If outside proof is needed to determine liability under a contract, CPLR 3213 is unavailable for resolution of a dispute (see Kitchen Winners NY, Inc. v Triptow, 226 AD3d 989 [2d Dept 2024]; Express Valentine Auto Repair Shop, Inc. v New York Taxi 2, Inc., 185 AD3d [*3]550 [2d Dept 2020]).
Not only does Plaintiff seek in this motion that the escrow agent deliver the downpayment to him as liquidated damages, he also seeks a declaration holding the purchaser in breach of contract and a direction to the purchaser to remove all plans filed with the Department of Buildings. CPLR 3213's motion for summary judgment was not intended to provide this relief.

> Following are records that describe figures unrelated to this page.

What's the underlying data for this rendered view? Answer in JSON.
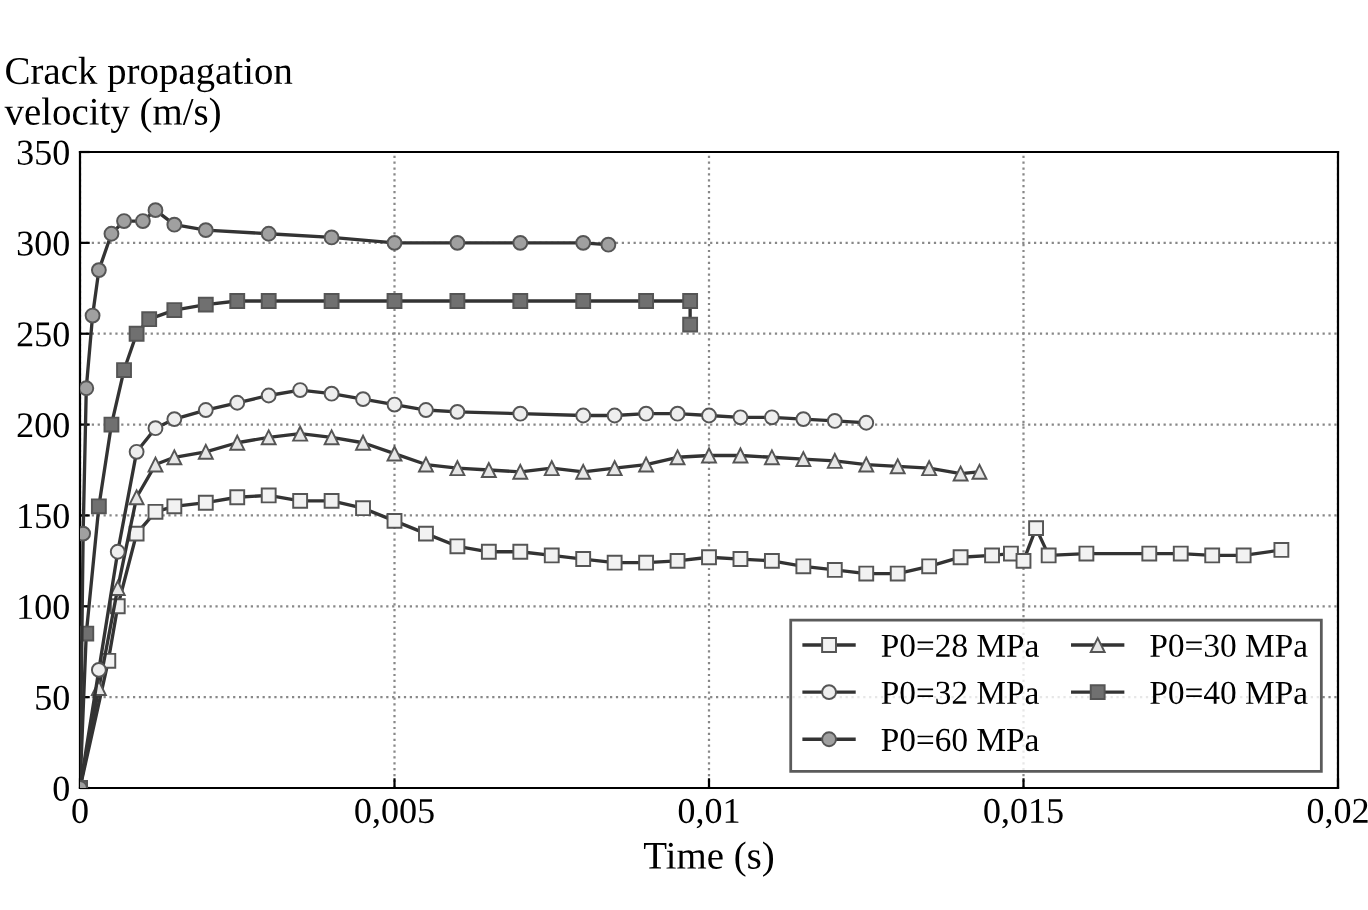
{
  "chart_data": {
    "type": "line",
    "xlabel": "Time (s)",
    "ylabel": "Crack propagation\nvelocity (m/s)",
    "xlim": [
      0,
      0.02
    ],
    "xticks": [
      0,
      {
        "value": 0.005,
        "label": "0,005"
      },
      {
        "value": 0.01,
        "label": "0,01"
      },
      {
        "value": 0.015,
        "label": "0,015"
      },
      {
        "value": 0.02,
        "label": "0,02"
      }
    ],
    "ylim": [
      0,
      350
    ],
    "yticks": [
      0,
      50,
      100,
      150,
      200,
      250,
      300,
      350
    ],
    "grid": true,
    "legend": "bottom right",
    "line_style": "solid",
    "series": [
      {
        "name": "P0=28 MPa",
        "color": "#f2f2f2",
        "marker": "square",
        "x": [
          0,
          0.00045,
          0.0006,
          0.0009,
          0.0012,
          0.0015,
          0.002,
          0.0025,
          0.003,
          0.0035,
          0.004,
          0.0045,
          0.005,
          0.0055,
          0.006,
          0.0065,
          0.007,
          0.0075,
          0.008,
          0.0085,
          0.009,
          0.0095,
          0.01,
          0.0105,
          0.011,
          0.0115,
          0.012,
          0.0125,
          0.013,
          0.0135,
          0.014,
          0.0145,
          0.0148,
          0.015,
          0.0152,
          0.0154,
          0.016,
          0.017,
          0.0175,
          0.018,
          0.0185,
          0.0191
        ],
        "values": [
          0,
          70,
          100,
          140,
          152,
          155,
          157,
          160,
          161,
          158,
          158,
          154,
          147,
          140,
          133,
          130,
          130,
          128,
          126,
          124,
          124,
          125,
          127,
          126,
          125,
          122,
          120,
          118,
          118,
          122,
          127,
          128,
          129,
          125,
          143,
          128,
          129,
          129,
          129,
          128,
          128,
          131
        ]
      },
      {
        "name": "P0=30 MPa",
        "color": "#e6e6e6",
        "marker": "triangle",
        "x": [
          0,
          0.0003,
          0.0006,
          0.0009,
          0.0012,
          0.0015,
          0.002,
          0.0025,
          0.003,
          0.0035,
          0.004,
          0.0045,
          0.005,
          0.0055,
          0.006,
          0.0065,
          0.007,
          0.0075,
          0.008,
          0.0085,
          0.009,
          0.0095,
          0.01,
          0.0105,
          0.011,
          0.0115,
          0.012,
          0.0125,
          0.013,
          0.0135,
          0.014,
          0.0143
        ],
        "values": [
          0,
          55,
          110,
          160,
          178,
          182,
          185,
          190,
          193,
          195,
          193,
          190,
          184,
          178,
          176,
          175,
          174,
          176,
          174,
          176,
          178,
          182,
          183,
          183,
          182,
          181,
          180,
          178,
          177,
          176,
          173,
          174
        ]
      },
      {
        "name": "P0=32 MPa",
        "color": "#eeeeee",
        "marker": "circle",
        "x": [
          0,
          0.0003,
          0.0006,
          0.0009,
          0.0012,
          0.0015,
          0.002,
          0.0025,
          0.003,
          0.0035,
          0.004,
          0.0045,
          0.005,
          0.0055,
          0.006,
          0.007,
          0.008,
          0.0085,
          0.009,
          0.0095,
          0.01,
          0.0105,
          0.011,
          0.0115,
          0.012,
          0.0125
        ],
        "values": [
          0,
          65,
          130,
          185,
          198,
          203,
          208,
          212,
          216,
          219,
          217,
          214,
          211,
          208,
          207,
          206,
          205,
          205,
          206,
          206,
          205,
          204,
          204,
          203,
          202,
          201
        ]
      },
      {
        "name": "P0=40 MPa",
        "color": "#707070",
        "marker": "square",
        "x": [
          0,
          0.0001,
          0.0003,
          0.0005,
          0.0007,
          0.0009,
          0.0011,
          0.0015,
          0.002,
          0.0025,
          0.003,
          0.004,
          0.005,
          0.006,
          0.007,
          0.008,
          0.009,
          0.0097,
          0.0097
        ],
        "values": [
          0,
          85,
          155,
          200,
          230,
          250,
          258,
          263,
          266,
          268,
          268,
          268,
          268,
          268,
          268,
          268,
          268,
          268,
          255
        ]
      },
      {
        "name": "P0=60 MPa",
        "color": "#a0a0a0",
        "marker": "circle",
        "x": [
          0,
          5e-05,
          0.0001,
          0.0002,
          0.0003,
          0.0005,
          0.0007,
          0.001,
          0.0012,
          0.0015,
          0.002,
          0.003,
          0.004,
          0.005,
          0.006,
          0.007,
          0.008,
          0.0084
        ],
        "values": [
          0,
          140,
          220,
          260,
          285,
          305,
          312,
          312,
          318,
          310,
          307,
          305,
          303,
          300,
          300,
          300,
          300,
          299
        ]
      }
    ]
  }
}
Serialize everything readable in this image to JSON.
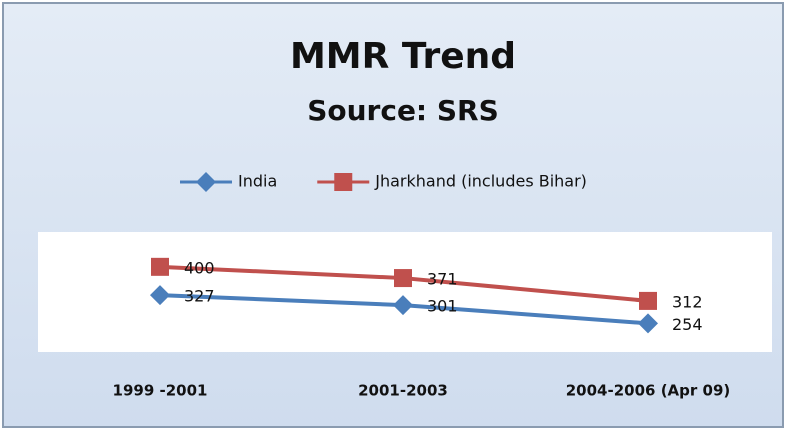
{
  "chart_data": {
    "type": "line",
    "title": "MMR Trend",
    "subtitle": "Source: SRS",
    "categories": [
      "1999 -2001",
      "2001-2003",
      "2004-2006 (Apr 09)"
    ],
    "series": [
      {
        "name": "India",
        "color": "#4a7ebb",
        "marker": "diamond",
        "values": [
          327,
          301,
          254
        ]
      },
      {
        "name": "Jharkhand (includes Bihar)",
        "color": "#c0504d",
        "marker": "square",
        "values": [
          400,
          371,
          312
        ]
      }
    ],
    "ylim": [
      180,
      490
    ],
    "legend": "top",
    "data_labels": true
  }
}
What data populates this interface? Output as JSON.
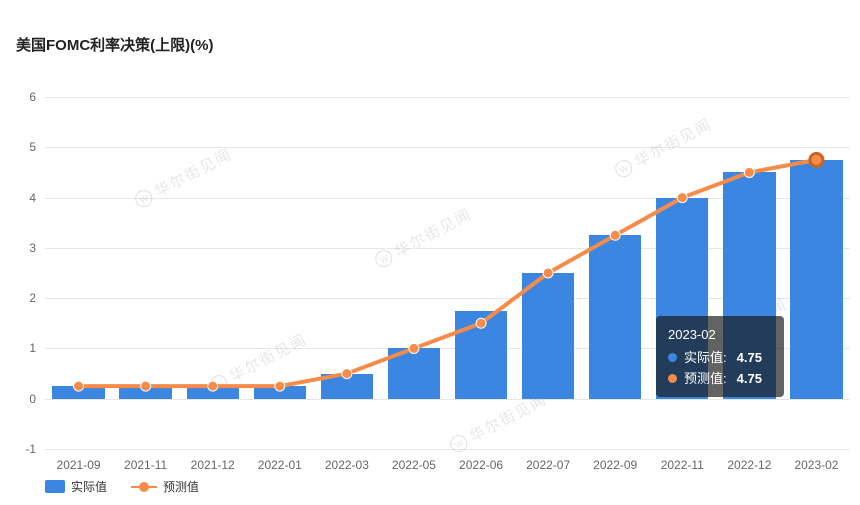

Where summary judgment in lieu of complaint is denied, a court is not obliged to treat the moving and answering papers as a complaint and answer, and has discretion to dismiss the action outright (see Schulz v Barrows, 94 NY2d 624 [2000]). Here, Plaintiff improperly utilized CPLR 3213 before the Court. "Useful as CPLR 3213 is, there may be pitfalls when it is invoked 'carelessly' (Siegel, Practice Commentaries, McKinney's Cons Laws of NY, Book 7B, CPLR C3213:1, at 497) or 'too enthusiastically' (Siegel's Practice Review, No. 93, at 1 [Mar. 2000])" (Schulz, 94 NY2d at 629). The instant case is one of those instances. Accordingly, it is hereby ORDERED that Plaintiff's motion for summary judgment in lieu of complaint is DENIED and THE ACTION, IMPROPERLY COMMENCED, IS DISMISSED. The does not constitute an adjudication on the merits.